Longer intervals between testing, however, could allow for the realignment of resources to reach under-screened or unscreened populations and to encourage follow-up, Gottschlich added. “Screening alone is not sufficient to eliminate cervical cancer. We need to ensure that women who have an abnormal screen have access to diagnostic follow-up and treatment if necessary.”
Future studies will continue to follow these cohorts to better understand optimal implementation strategies for HPV screening, including appropriate ages for entry and exit into screening and triage management strategies.

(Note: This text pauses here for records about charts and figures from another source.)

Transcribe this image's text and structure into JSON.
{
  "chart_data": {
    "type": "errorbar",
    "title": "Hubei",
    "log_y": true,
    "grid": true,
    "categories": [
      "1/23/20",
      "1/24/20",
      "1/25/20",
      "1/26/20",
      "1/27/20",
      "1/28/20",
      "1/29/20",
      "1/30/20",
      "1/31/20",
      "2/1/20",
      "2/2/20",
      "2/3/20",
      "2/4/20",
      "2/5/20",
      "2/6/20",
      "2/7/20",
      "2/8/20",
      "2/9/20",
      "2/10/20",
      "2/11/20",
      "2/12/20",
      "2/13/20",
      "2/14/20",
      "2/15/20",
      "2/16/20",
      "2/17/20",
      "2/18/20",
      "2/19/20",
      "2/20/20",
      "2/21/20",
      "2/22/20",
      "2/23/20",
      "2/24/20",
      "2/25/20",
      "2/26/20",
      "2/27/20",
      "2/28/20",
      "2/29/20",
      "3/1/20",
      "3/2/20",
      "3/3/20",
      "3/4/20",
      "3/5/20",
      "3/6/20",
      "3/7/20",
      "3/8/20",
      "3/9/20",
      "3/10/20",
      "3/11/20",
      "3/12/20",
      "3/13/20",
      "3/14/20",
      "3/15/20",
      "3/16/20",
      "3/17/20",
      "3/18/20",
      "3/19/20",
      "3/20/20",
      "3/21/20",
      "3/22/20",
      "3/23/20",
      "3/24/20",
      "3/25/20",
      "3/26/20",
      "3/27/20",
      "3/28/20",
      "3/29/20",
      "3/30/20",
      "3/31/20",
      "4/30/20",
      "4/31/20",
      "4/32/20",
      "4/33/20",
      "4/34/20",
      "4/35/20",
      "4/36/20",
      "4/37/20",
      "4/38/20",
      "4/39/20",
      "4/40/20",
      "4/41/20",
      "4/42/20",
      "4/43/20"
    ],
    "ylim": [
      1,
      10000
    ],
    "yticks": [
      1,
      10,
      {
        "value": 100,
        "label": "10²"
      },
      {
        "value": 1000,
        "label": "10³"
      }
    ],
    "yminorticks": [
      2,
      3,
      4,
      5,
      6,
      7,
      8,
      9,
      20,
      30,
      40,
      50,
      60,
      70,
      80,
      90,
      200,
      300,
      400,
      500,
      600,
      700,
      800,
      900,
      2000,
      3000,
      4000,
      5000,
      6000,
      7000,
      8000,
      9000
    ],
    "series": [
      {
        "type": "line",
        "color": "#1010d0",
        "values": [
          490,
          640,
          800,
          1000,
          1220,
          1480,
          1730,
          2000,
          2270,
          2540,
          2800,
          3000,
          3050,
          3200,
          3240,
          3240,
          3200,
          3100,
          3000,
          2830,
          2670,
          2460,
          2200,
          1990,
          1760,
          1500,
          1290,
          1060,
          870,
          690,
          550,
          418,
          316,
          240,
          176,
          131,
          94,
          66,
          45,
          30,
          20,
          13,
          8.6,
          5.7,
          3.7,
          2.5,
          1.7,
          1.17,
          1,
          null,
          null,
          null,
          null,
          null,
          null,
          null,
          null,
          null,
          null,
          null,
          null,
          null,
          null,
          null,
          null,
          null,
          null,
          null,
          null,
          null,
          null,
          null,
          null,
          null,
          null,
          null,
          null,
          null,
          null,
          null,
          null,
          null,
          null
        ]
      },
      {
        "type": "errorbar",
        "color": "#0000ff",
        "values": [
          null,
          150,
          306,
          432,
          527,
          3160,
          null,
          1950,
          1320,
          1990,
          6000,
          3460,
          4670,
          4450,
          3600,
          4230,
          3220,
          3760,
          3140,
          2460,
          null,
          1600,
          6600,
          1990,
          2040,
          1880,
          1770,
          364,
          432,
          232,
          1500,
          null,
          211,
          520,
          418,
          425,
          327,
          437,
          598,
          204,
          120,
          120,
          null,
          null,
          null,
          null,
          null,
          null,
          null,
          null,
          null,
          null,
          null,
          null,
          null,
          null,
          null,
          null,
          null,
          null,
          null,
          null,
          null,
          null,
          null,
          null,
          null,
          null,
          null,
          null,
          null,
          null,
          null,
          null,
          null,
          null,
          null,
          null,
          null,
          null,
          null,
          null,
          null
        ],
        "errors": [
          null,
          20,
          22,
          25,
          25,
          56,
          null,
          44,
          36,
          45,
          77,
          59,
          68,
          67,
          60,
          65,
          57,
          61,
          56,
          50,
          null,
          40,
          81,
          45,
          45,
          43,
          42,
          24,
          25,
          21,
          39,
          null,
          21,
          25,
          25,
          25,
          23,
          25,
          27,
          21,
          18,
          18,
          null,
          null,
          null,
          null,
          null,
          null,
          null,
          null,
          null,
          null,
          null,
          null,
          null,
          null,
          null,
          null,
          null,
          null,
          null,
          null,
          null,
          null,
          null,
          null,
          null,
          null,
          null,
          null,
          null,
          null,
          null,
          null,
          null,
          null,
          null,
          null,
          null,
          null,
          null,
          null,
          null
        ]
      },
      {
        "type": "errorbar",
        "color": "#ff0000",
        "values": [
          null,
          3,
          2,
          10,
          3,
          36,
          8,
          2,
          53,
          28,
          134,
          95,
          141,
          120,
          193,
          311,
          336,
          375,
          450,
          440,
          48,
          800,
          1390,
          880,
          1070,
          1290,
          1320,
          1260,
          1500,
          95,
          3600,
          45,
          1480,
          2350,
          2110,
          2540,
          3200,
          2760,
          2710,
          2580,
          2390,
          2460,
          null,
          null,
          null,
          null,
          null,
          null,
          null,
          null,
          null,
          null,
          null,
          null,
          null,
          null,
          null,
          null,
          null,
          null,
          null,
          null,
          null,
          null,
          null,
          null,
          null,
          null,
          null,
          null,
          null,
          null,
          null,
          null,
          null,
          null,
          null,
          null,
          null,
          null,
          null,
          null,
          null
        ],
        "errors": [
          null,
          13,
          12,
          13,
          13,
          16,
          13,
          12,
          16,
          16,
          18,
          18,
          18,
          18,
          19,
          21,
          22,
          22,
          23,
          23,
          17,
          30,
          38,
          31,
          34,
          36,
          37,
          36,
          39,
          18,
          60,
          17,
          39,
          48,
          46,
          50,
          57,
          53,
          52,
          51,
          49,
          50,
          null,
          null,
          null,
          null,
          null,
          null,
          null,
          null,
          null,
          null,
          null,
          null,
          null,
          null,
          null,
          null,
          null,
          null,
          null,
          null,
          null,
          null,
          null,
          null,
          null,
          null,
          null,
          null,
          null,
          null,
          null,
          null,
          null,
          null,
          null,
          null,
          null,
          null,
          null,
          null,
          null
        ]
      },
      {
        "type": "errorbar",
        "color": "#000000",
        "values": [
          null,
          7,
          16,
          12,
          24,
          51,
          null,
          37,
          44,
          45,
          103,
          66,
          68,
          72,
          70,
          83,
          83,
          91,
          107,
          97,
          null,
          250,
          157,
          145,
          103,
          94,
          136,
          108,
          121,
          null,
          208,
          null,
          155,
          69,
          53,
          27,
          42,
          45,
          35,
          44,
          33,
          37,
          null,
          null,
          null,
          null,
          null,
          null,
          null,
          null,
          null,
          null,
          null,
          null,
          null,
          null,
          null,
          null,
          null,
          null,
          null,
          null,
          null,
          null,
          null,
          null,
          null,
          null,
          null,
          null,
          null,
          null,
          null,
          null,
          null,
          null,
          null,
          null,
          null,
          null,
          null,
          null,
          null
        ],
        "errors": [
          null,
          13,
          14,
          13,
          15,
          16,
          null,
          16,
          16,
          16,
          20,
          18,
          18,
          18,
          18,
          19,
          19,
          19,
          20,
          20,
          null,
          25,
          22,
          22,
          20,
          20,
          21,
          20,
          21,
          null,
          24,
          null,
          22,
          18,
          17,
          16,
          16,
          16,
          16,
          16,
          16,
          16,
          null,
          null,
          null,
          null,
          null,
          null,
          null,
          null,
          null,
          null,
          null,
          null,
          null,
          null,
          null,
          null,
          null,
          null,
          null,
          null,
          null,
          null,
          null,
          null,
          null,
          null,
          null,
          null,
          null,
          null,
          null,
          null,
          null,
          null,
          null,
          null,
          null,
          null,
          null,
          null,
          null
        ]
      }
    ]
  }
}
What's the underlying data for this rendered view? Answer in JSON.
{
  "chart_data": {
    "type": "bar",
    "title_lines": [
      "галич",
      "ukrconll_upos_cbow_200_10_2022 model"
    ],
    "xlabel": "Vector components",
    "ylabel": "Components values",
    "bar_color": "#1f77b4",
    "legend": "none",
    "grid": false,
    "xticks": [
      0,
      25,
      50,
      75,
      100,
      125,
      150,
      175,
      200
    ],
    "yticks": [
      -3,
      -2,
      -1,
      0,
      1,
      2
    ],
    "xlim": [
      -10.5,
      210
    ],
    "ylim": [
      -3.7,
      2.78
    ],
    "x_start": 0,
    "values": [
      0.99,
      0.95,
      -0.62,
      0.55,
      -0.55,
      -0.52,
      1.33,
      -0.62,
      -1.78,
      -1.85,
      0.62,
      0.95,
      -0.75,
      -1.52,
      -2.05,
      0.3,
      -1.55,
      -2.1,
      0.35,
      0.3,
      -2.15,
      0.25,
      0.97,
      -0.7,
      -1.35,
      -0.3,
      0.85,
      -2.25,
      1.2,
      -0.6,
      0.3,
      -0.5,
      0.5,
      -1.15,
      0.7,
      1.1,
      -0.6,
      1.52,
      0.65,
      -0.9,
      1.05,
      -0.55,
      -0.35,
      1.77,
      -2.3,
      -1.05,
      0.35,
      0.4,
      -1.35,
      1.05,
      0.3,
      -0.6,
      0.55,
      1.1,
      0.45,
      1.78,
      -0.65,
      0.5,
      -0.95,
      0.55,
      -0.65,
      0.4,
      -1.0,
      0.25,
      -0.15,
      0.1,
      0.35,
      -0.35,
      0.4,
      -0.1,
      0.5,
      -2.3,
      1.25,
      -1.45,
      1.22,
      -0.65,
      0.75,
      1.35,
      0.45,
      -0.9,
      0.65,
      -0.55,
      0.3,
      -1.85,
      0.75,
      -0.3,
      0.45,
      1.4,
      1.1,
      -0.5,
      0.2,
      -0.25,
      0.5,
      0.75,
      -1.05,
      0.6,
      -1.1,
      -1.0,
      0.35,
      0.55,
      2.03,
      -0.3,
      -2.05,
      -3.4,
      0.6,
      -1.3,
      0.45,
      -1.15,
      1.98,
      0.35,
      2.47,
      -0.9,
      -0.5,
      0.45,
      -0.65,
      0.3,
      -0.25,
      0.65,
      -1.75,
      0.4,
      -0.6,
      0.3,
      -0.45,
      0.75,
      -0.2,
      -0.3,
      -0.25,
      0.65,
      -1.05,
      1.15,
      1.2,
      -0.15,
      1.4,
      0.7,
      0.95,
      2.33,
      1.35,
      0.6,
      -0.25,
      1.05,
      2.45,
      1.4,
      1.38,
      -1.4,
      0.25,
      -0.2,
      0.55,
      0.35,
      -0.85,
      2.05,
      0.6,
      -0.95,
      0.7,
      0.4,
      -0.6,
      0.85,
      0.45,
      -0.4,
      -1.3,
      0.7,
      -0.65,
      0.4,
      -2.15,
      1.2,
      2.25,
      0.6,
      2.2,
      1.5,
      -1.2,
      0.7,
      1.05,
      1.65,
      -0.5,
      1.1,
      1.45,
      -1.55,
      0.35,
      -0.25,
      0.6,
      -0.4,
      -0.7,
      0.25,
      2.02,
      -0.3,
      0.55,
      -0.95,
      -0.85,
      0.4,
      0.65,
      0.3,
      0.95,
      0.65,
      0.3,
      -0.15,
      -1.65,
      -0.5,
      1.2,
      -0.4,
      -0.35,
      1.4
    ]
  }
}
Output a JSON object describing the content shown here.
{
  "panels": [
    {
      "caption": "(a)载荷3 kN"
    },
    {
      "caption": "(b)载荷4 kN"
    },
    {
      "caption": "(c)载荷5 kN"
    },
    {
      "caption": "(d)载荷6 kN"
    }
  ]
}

Limitations of this study include the fact that even though participants in the HPV FOCAL were randomly assigned at the start of the trial, differences in drop-out and screening rates may have made the HPV groups less comparable over the course of the study; however, loss to follow-up was low. Additionally, co-testing was used during exit screens, where two cases of CIN2+ were caught in cytology that were missed by the HPV test. Gottschlich said this did not affect the main findings as a previous study found that cytology missed over eight times more CIN2+ compared to HPV screening. Also, the study was conducted in a population that was very well screened, so the results are not directly applicable to low-resource settings.
The study was funded by the National Institutes of Health, the Canadian Institutes for Health Research, and the Michael Smith Foundation for Health Research. Gottschlich reports receiving grant funding and travel support from Michael Smith Health Research BC.
This news release was published by the American Association for Cancer Research on May 22, 2024.